Don’t pick a platform before you pick a niche. If you’re still figuring out what to sell, grab my free high-ticket niches list →

FAQ

Can I migrate from Squarespace to BigCommerce?
Yes. BigCommerce has migration tools and partners that handle the move. You’ll bring over products, customer data, and order history, but theme customizations need to be rebuilt. Most migrations take 2 to 6 weeks depending on store complexity. URL structure changes need careful 301 redirect mapping to preserve SEO. Try BigCommerce for free first to see if it fits before committing to migration.

Is Squarespace cheaper than BigCommerce?
The headline pricing looks cheaper, but Squarespace charges 3% transaction fees on Personal and Business plans, which add up fast on real ecommerce volume. To get zero transaction fees you need Commerce Basic ($28/month) or higher, which is essentially the same price as BigCommerce Standard ($29/month). Once you account for actual feature parity, the pricing is comparable.

Which is better for SEO?
Both have solid SEO capabilities. BigCommerce gives you more flexibility on product page customization and structured data, which matters for product-led SEO strategies. Squarespace has cleaner content-side SEO defaults. For ecommerce SEO specifically, BigCommerce has the edge. For content-heavy hybrid sites, Squarespace is competitive.

Does Squarespace work for dropshipping?
It can work for very small dropshipping stores, but it’s not really built for it. Squarespace lacks the dropshipping app ecosystem of BigCommerce or Shopify, has limited supplier feed automation, and doesn’t handle complex shipping rules well. For serious high-ticket dropshipping, BigCommerce or Shopify is a much better fit.

Is BigCommerce harder to use than Squarespace?
Slightly, because BigCommerce has more features to navigate. But the learning curve is small and the BigCommerce admin is well-designed. Squarespace’s editor is genuinely easier for beginners doing simple tasks, but as your needs grow, BigCommerce’s depth makes it the more productive long-term choice. For most operators, both platforms are approachable.

Final Take

BigCommerce vs Squarespace is really a comparison between an ecommerce platform and a website builder that does ecommerce. For a designer or creator selling a small catalog where the design experience is the brand, Squarespace is genuinely beautiful and capable. For a serious ecommerce operator running real business volume, Squarespace’s limitations on B2B, multi-currency, app ecosystem, and feature depth make BigCommerce the better choice.

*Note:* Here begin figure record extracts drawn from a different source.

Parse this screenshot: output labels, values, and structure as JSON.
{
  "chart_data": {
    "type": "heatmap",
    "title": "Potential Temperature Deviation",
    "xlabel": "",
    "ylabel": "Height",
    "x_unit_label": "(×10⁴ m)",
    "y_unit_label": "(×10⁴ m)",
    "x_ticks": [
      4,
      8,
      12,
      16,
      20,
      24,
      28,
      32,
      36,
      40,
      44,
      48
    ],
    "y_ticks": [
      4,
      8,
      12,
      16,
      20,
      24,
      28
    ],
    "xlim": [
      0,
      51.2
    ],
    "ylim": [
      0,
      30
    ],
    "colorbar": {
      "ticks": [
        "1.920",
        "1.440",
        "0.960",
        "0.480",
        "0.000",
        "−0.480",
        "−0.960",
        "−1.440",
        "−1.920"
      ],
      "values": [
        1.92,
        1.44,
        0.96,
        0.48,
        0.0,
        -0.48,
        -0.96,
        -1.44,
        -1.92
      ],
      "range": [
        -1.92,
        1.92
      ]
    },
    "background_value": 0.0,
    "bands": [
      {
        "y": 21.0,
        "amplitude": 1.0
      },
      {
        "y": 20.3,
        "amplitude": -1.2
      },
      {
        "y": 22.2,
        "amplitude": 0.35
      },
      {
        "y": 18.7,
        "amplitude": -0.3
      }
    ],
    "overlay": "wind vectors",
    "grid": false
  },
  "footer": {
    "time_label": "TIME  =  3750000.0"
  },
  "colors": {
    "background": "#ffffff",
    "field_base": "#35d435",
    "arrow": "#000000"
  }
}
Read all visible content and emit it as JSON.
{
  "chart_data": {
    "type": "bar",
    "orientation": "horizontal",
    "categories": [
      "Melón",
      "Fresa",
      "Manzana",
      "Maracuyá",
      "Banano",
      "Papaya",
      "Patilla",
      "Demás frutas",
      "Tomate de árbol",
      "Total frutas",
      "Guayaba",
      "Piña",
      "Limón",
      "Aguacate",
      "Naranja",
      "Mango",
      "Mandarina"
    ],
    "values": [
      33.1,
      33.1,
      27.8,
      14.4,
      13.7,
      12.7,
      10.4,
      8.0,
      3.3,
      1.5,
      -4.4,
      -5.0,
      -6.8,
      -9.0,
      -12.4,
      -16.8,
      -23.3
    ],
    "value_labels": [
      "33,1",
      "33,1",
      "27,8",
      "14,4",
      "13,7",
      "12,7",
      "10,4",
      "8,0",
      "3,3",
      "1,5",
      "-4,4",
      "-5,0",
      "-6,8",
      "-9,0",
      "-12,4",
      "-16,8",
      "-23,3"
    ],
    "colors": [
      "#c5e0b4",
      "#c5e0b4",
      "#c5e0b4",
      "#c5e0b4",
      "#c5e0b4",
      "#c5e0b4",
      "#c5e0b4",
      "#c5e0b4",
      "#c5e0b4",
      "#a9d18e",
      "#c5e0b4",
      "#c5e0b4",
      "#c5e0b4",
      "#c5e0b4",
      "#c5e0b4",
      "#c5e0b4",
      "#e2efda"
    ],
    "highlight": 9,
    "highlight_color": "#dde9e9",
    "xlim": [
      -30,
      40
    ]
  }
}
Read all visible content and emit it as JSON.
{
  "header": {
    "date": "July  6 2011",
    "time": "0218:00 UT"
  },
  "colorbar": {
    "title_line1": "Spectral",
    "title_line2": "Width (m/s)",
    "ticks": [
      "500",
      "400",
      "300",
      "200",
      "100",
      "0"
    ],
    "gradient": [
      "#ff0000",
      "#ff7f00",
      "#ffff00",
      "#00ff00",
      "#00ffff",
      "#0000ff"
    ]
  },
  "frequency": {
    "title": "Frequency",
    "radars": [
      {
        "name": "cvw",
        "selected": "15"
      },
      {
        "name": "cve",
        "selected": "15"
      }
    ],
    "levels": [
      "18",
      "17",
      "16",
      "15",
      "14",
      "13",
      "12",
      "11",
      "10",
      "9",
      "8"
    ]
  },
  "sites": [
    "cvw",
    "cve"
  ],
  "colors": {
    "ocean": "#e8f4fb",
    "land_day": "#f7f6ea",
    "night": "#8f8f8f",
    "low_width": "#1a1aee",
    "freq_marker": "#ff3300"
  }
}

For high-ticket dropshipping specifically, this isn’t a close call. The combination of weak dropshipping tool support, missing B2B features, and limited supplier integration options makes Squarespace the wrong platform for this business model. Pick BigCommerce or Shopify based on your specific feature needs, and let your supplier relationships and traffic strategy drive the actual revenue.

Don’t pick Squarespace because the templates look pretty. Pretty templates exist on every platform if you’re willing to invest in them. Pick the platform that matches the kind of business you’re actually building.